小話1

夏とドラスツ



――どこまでも広がる青い空

―――泳いでいる魚が見えるほどの透きとおった海

――――僕の両手にある美味しそうなご飯とカラフルなドリンク

―――――そして……向かう場所には最っ高に不機嫌なスツルム殿


「スツルム殿~ご飯持ってきたよ~」

「………」

「お寝坊さんしたからちょっと混んでて遅くなっちゃった!」

「…………」

「いやぁそれにしてもいい天気!さっすがアウギュステって感じですね~」

「……………」


周りが楽しそうに談笑している中、僕らのテーブルでは僕の寂しい声だけが響くだけだった。

ちらっとだけ厳しい目線を向けるだけで何も言わない。

僕が持ってきた料理に手すら伸ばさない。

そんなスツルム殿に内心冷や汗を掻きながらも、僕はいつも通りの態度を貫き通した。

ここで折れてしまっては僕の計画が駄目になってしまう。

だからこそ、スツルム殿に機嫌を直してもらいたい。

彼女が怒っている原因はいくつか思い浮かぶが、確信は持てない。

それほどまでにこの状況になるまでに色々とあったのだ…。

次の依頼人との待ち合わせ場所はここ、アウギュステだった。それは別段問題ないだろう。

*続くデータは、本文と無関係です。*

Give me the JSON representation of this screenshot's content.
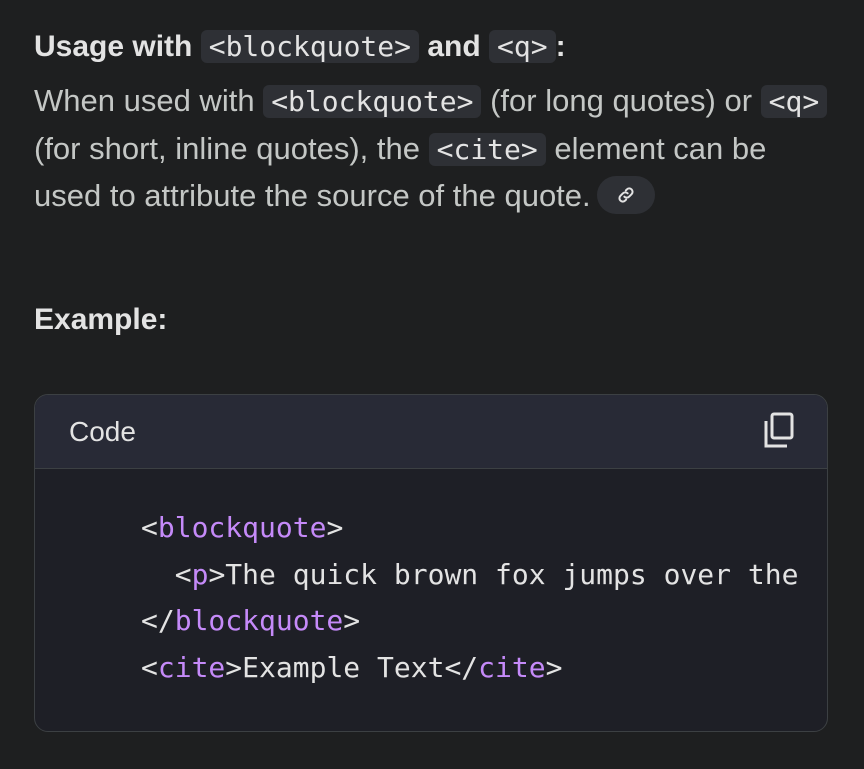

依頼人との交渉などは僕が任されているし、いつもそれに黙ってついてきてくれている。

しかしながら依頼人との待ち合わせの日を偽って早くここに来たことは怒ってそうだ。

でも、人は誰しもうっかりミスってしちゃうものだから、そこは許してくれてもいいと思うのだけど、…と自分を棚上げして思う。

………まぁ、ミスではなく想定通りなんだけれども?

どうせアウギュステ行くならちょーっとくらい、それこそ1日くらい遊びたいんだもん。

次に思いつくのは、その後にスツルム殿の洋服を隠したことだろうか。

隠したと言っても、燃やしただとか、捨てただとか、そんなことはないし、替えの服はちゃんと用意してある。

はっ……もしかしたら、普段着ないような薄水色のワンピースが掛かっていたことが原因かもしれない。

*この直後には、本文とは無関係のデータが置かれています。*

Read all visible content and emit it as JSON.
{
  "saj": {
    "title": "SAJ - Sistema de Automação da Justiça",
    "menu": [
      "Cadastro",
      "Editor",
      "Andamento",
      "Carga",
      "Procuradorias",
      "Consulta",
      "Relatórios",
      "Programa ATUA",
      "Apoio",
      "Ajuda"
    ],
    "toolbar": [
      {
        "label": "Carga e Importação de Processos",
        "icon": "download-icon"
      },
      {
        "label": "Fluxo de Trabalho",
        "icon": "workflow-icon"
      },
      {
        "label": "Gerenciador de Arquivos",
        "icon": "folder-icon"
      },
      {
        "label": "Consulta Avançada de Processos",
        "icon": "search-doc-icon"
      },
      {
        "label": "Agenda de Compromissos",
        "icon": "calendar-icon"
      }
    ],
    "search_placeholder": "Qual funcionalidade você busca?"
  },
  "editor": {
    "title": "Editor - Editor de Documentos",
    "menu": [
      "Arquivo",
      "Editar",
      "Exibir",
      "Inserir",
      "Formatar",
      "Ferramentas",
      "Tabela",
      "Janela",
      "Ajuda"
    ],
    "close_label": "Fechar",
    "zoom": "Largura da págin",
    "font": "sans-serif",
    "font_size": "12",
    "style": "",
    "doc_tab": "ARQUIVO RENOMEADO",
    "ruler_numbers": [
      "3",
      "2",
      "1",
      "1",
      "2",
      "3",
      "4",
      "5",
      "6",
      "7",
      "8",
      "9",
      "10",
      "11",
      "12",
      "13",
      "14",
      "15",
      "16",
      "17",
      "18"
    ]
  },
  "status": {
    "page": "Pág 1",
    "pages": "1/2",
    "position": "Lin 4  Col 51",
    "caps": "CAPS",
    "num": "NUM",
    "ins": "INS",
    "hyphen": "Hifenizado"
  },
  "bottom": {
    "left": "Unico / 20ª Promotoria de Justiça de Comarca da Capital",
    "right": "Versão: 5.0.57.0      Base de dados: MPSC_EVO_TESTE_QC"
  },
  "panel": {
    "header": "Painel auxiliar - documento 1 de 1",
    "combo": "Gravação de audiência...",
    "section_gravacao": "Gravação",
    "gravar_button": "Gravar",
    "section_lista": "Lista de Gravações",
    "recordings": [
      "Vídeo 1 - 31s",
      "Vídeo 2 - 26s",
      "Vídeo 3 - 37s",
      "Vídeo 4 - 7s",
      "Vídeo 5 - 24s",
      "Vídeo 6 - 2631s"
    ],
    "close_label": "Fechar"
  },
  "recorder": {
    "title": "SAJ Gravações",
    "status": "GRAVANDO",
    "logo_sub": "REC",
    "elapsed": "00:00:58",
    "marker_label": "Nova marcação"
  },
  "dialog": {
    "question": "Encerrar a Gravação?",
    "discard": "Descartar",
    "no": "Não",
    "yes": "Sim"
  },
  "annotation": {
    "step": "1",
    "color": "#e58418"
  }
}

でもでも、今そのワンピースをスツルム殿は着ている。ということは……それは許してくれているのかな?

今日はとりあえず依頼がないわけで。

暑い日差しの照り付けるアウギュステでいつものマントじゃ暑いかな~と思って僕が用意したワンピース。

僕の見立て通りスツルム殿によく似合っている。アウギュステの澄んだ海を映したような淡いグラデーションのかかっているその服は昨日一目ぼれして買った。

もしかしてそれを散財だと怒ってたりとか?

………うーん、でも元々ここで着る服買う予定だったし、無駄遣いではない、断じて。だってこんなにスツルム殿に似合っているのだ。無駄なわけない。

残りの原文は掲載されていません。